Metrics play a crucial role in understanding and monitoring the performance and behavior of your applications. They provide valuable insights into various aspects, such as response times, resource utilization, error rates, and more. By collecting and analyzing metrics, you can identify performance bottlenecks, optimize your code, and make informed decisions to improve your application's overall quality.

Tracing

The Effect library has built-in tracing capabilities, which enable you to trace and debug the execution of your code and track the path of a request through an application. Additionally, Effect offers a dedicated OpenTelemetry exporter for integrating with the OpenTelemetry observability framework. In contrast, fp-ts does not offer a similar tracing tool to enhance visibility into code execution.

Configuration

The Effect library provides built-in support for managing and accessing configuration values within your computations. This feature is not available in fp-ts.

Configuration values are an essential aspect of software development. They allow you to customize the behavior of your applications without modifying the code. Examples of configuration values include database connection strings, API endpoints, feature flags, and various settings that can vary between environments or deployments.

With the Effect library's built-in support for configuration, you can easily manage and access these values within your computations. It provides convenient utilities and abstractions to load, validate, and access configuration values, ensuring that your application has the necessary settings it requires to function correctly.
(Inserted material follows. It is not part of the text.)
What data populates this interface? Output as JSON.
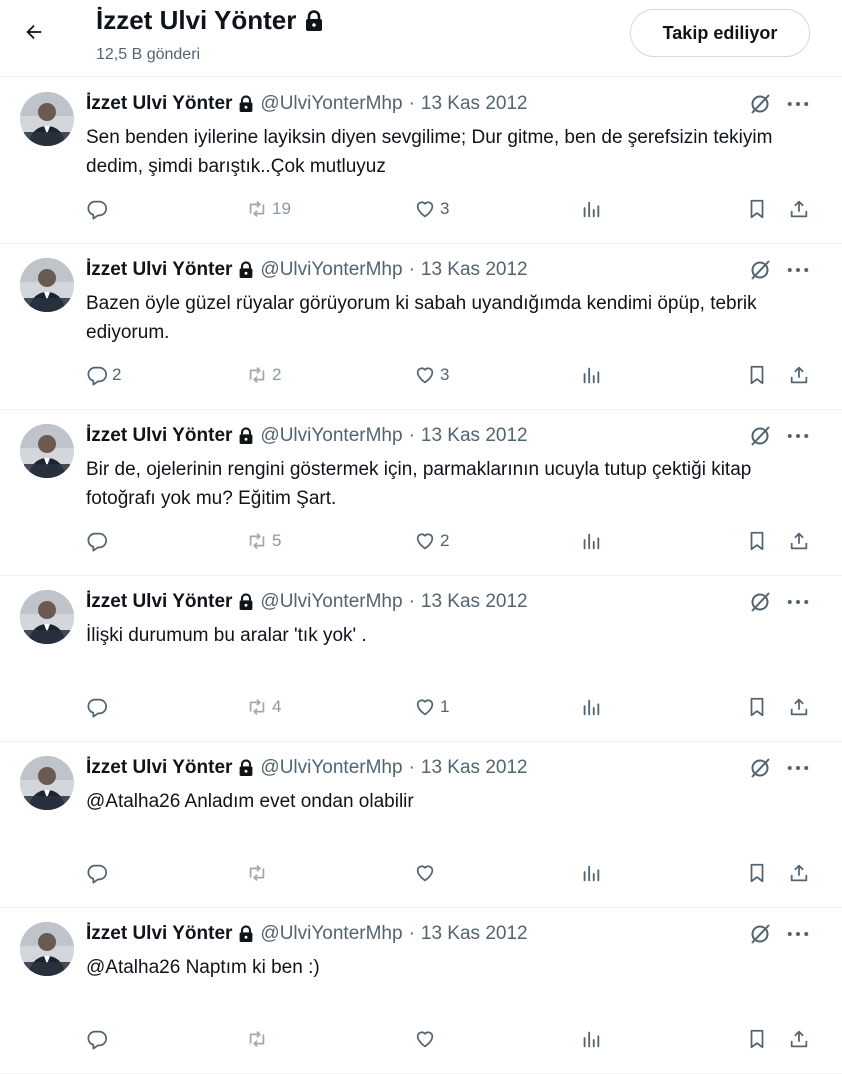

By leveraging the built-in configuration support in the Effect library, you can:

  • Load configuration values from various sources such as environment variables, configuration files, or remote configuration providers.
  • Validate and ensure that the loaded configuration values adhere to the expected format and structure.
  • Access the configuration values within your computations, allowing you to use them wherever necessary.

Immutable Data Structures

The Effect library provides built-in support for immutable data structures such as Chunk, HashSet, and HashMap. These data structures ensure that once created, their values cannot be modified, promoting safer and more predictable code. In contrast, fp-ts does not have built-in support for such data structures and only provides modules that add additional APIs to standard data types like Set and Map.

Immutable data structures offer several benefits, including:

  • Immutability: Immutable data structures cannot be changed after they are created. This property eliminates the risk of accidental modifications and enables safer concurrent programming.

  • Predictability: With immutable data structures, you can rely on the fact that their values won't change unexpectedly. This predictability simplifies reasoning about code behavior and reduces bugs caused by mutable state.

  • Sharing and Reusability: Immutable data structures can be safely shared between different parts of your program. Since they cannot be modified, you don't need to create defensive copies, resulting in more efficient memory usage and improved performance.

On the other hand, fp-ts does not have built-in support for these specific immutable data structures. Instead, it provides modules that extend the functionality of standard JavaScript data types like Set and Map with additional functional programming APIs. While these modules can be useful, they do not offer the same level of performance optimizations and specialized operations as the built-in immutable data structures provided by the Effect library.

Stream Processing

The Effect ecosystem provides built-in support for stream processing, enabling you to work with streams of data. Stream processing is a powerful concept that allows you to efficiently process and transform continuous streams of data in a reactive and asynchronous manner. However, fp-ts does not have this feature built-in and relies on external libraries like RxJS to handle stream processing.